Das Argument kann nicht überzeugen, denn wenn der fossile Energieverbrauch gesenkt werden soll, dann muss energieintensive Produktion eben verringert werden. Ansonsten ist jede Energiesparpolitik unglaubwürdig. Vier Gründe sprechen überdies gegen Anti-Dumping Zölle auf chinesische Stahlerzeugnisse.
Erstens ist die weltweite und auch in Europa praktizierte Anti-Dumping Praxis überholt. Sie setzt überhaupt nicht am räuberischen oder strategischen Dumping (also dem Verkauf unter Kosten) an, sondern an Preisdifferenzierung zwischen Heimmarkt (oder Vergleichsmarkt) und dem europäischen Markt. Wenn das Produkt in Europa billiger verkauft wird, wird Dumping vermutet. Preisdifferenzierung mag aber auch und vor allem etwas mit der unterschiedlichen Preiselastizität der Nachfrage zu tun haben. Darüber hinaus lädt die gängige Praxis der Verfahren zur Kartellbildung zwischen Anbietern aus dem Inland und dem Ausland ein. Dazu gibt es in der Praxis zahlreiche Beispiele.

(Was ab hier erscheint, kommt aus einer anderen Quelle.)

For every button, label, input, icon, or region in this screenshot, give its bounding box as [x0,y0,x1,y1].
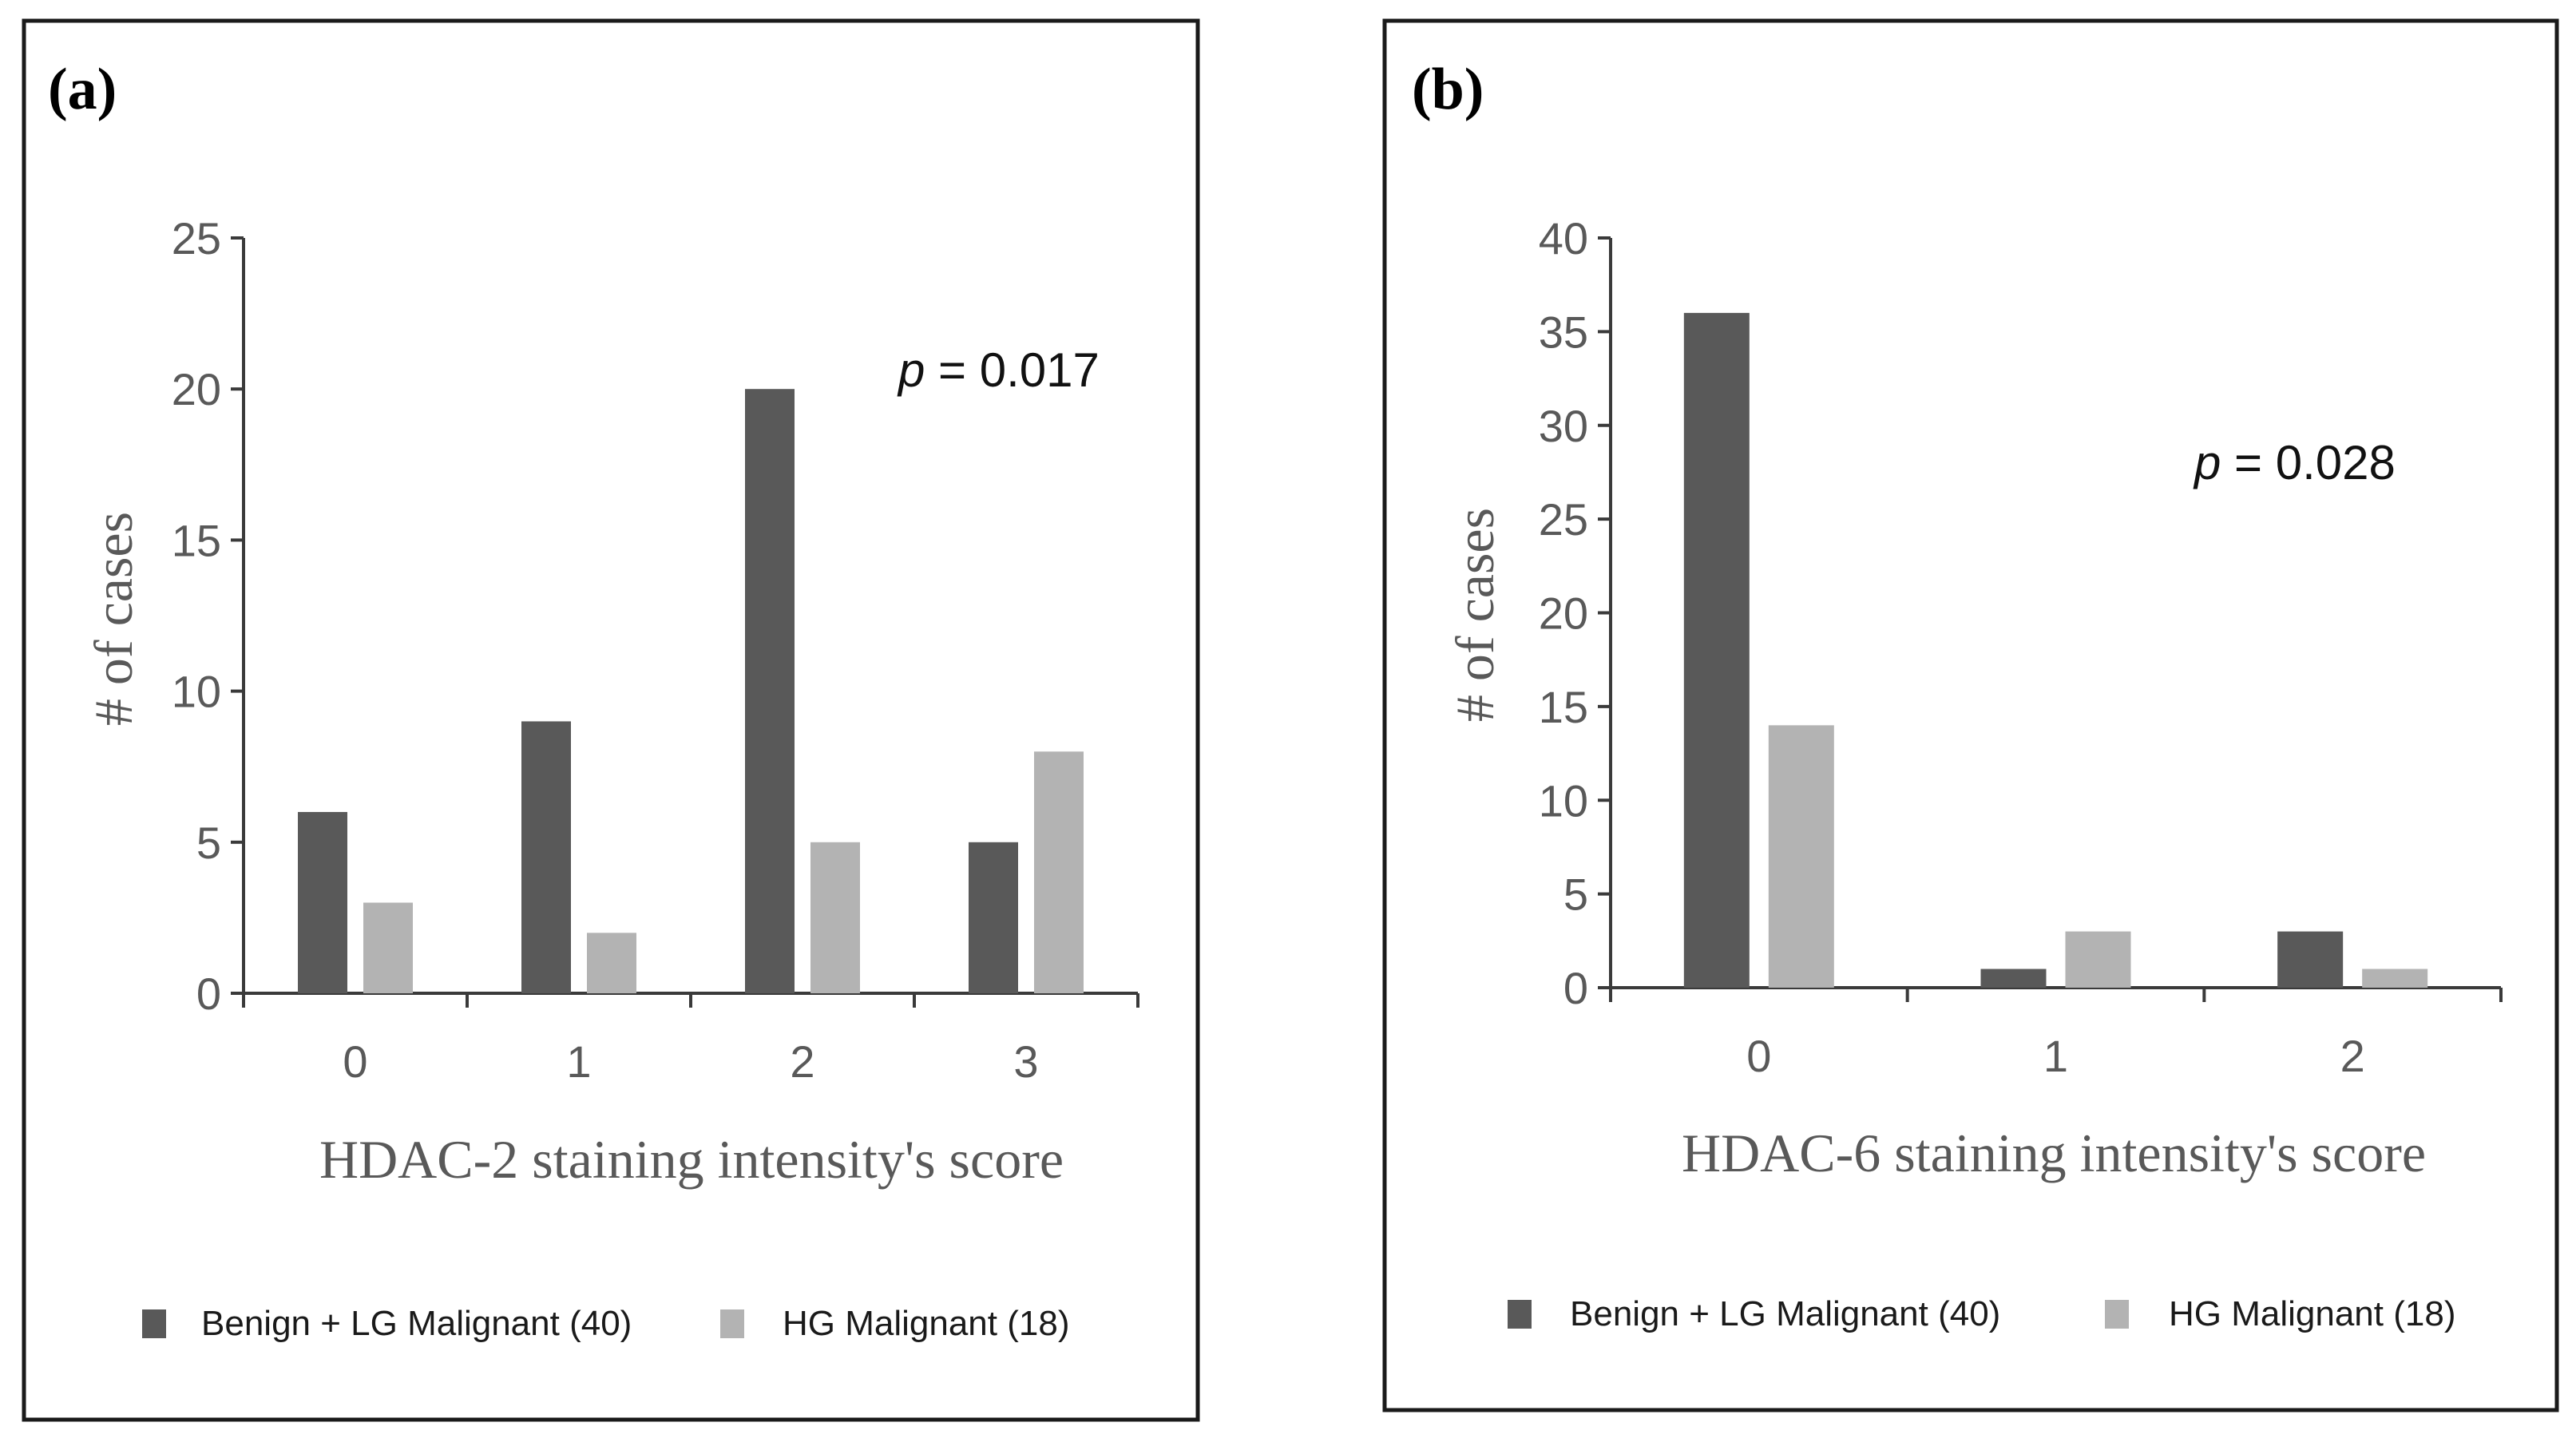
y-tick-label: 30 [1539,401,1588,451]
y-tick-label: 10 [1539,775,1588,826]
panel-b-plot: 0 5 10 15 20 25 30 35 40 0 1 2 [1539,213,2503,1081]
panel-b-label: (b) [1412,57,1484,122]
panel-a-plot: 0 5 10 15 20 25 0 1 2 3 [172,213,1139,1087]
y-tick-label: 15 [1539,682,1588,732]
bar-benign-cat-0 [1683,312,1750,988]
y-tick-label: 35 [1539,307,1588,357]
x-tick-label: 2 [2340,1031,2365,1081]
panel-b-legend: Benign + LG Malignant (40) HG Malignant … [1508,1294,2455,1333]
bar-hg-cat-0 [363,902,413,993]
y-tick-label: 40 [1539,213,1588,263]
panel-b-p-value: p = 0.028 [2193,436,2396,489]
panel-a-legend: Benign + LG Malignant (40) HG Malignant … [142,1304,1069,1343]
legend-swatch-hg [720,1309,744,1338]
y-tick-label: 10 [172,667,221,717]
y-tick-label: 20 [172,364,221,414]
panel-b-xlabel: HDAC-6 staining intensity's score [1682,1123,2426,1183]
y-tick-label: 20 [1539,588,1588,639]
bar-benign-cat-0 [298,811,347,993]
legend-label-benign: Benign + LG Malignant (40) [201,1304,632,1343]
y-tick-label: 0 [196,969,221,1019]
bar-benign-cat-2 [2277,931,2344,988]
bar-hg-cat-3 [1034,751,1084,993]
panel-a-ylabel: # of cases [83,512,144,726]
x-tick-label: 3 [1013,1036,1038,1087]
x-tick-label: 0 [343,1036,367,1087]
y-tick-label: 5 [1563,870,1588,920]
panel-a-frame [22,18,1200,1422]
panel-a-label: (a) [48,57,117,122]
panel-a-xlabel: HDAC-2 staining intensity's score [319,1129,1064,1190]
legend-label-hg: HG Malignant (18) [2169,1294,2455,1333]
legend-swatch-hg [2105,1300,2129,1329]
y-tick-label: 25 [172,213,221,263]
panel-b-ylabel: # of cases [1445,508,1505,722]
bar-hg-cat-2 [2362,969,2428,988]
x-tick-label: 1 [2043,1031,2068,1081]
panel-b: (b) 0 5 10 15 20 25 30 35 40 0 1 2 # of cases HDAC-… [1382,18,2559,1412]
legend-label-hg: HG Malignant (18) [783,1304,1069,1343]
panel-a: (a) 0 5 10 15 20 25 0 1 2 3 # of cases HDAC-2 sta… [22,18,1200,1422]
bar-hg-cat-2 [810,842,860,993]
bar-hg-cat-1 [2065,931,2131,988]
y-tick-label: 0 [1563,963,1588,1013]
bar-benign-cat-2 [745,389,795,993]
y-tick-label: 15 [172,515,221,565]
legend-swatch-benign [1508,1300,1532,1329]
bar-benign-cat-1 [521,721,571,993]
bar-hg-cat-1 [587,933,636,993]
x-tick-label: 0 [1746,1031,1771,1081]
panel-b-frame [1382,18,2559,1412]
x-tick-label: 1 [566,1036,591,1087]
bar-hg-cat-0 [1768,725,1834,988]
y-tick-label: 5 [196,818,221,868]
bar-benign-cat-1 [1980,969,2047,988]
bar-benign-cat-3 [969,842,1018,993]
legend-label-benign: Benign + LG Malignant (40) [1570,1294,2000,1333]
x-tick-label: 2 [790,1036,814,1087]
panel-a-p-value: p = 0.017 [897,343,1100,397]
legend-swatch-benign [142,1309,166,1338]
y-tick-label: 25 [1539,494,1588,545]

Zweitens ist die gegenwärtige „Stahlkrise“ das Ergebnis vieler Faktoren, so zum Beispiel einerseits der geringen gesamtwirtschaftlichen Nachfrage in der OECD und den Schwellenländern und andererseits der politischen Großwetterlage (Stichwort Sanktionen). Insofern würden Anti-Dumping Zölle gegen China der deutschen Stahlindustrie kaum oder gar nicht helfen. Sie würden nur Arbeitsplätze entlang der nachgelagerten Wertschöpfungskette gefährden, weil Stahlpreise künstlich stiegen. Statt die allgemeine Wirtschaftspolitik der Geldpolitik einzugliedern und Zollkriege zu führen, sollte die EU an ihrer Wirtschaftspolitik arbeiten, dabei insbesondere die Angebotsbedingungen stärken und die Staatsausgaben vom Konsum zu Investitionen umlenken, das hilft nicht nur, aber auch der Stahlindustrie.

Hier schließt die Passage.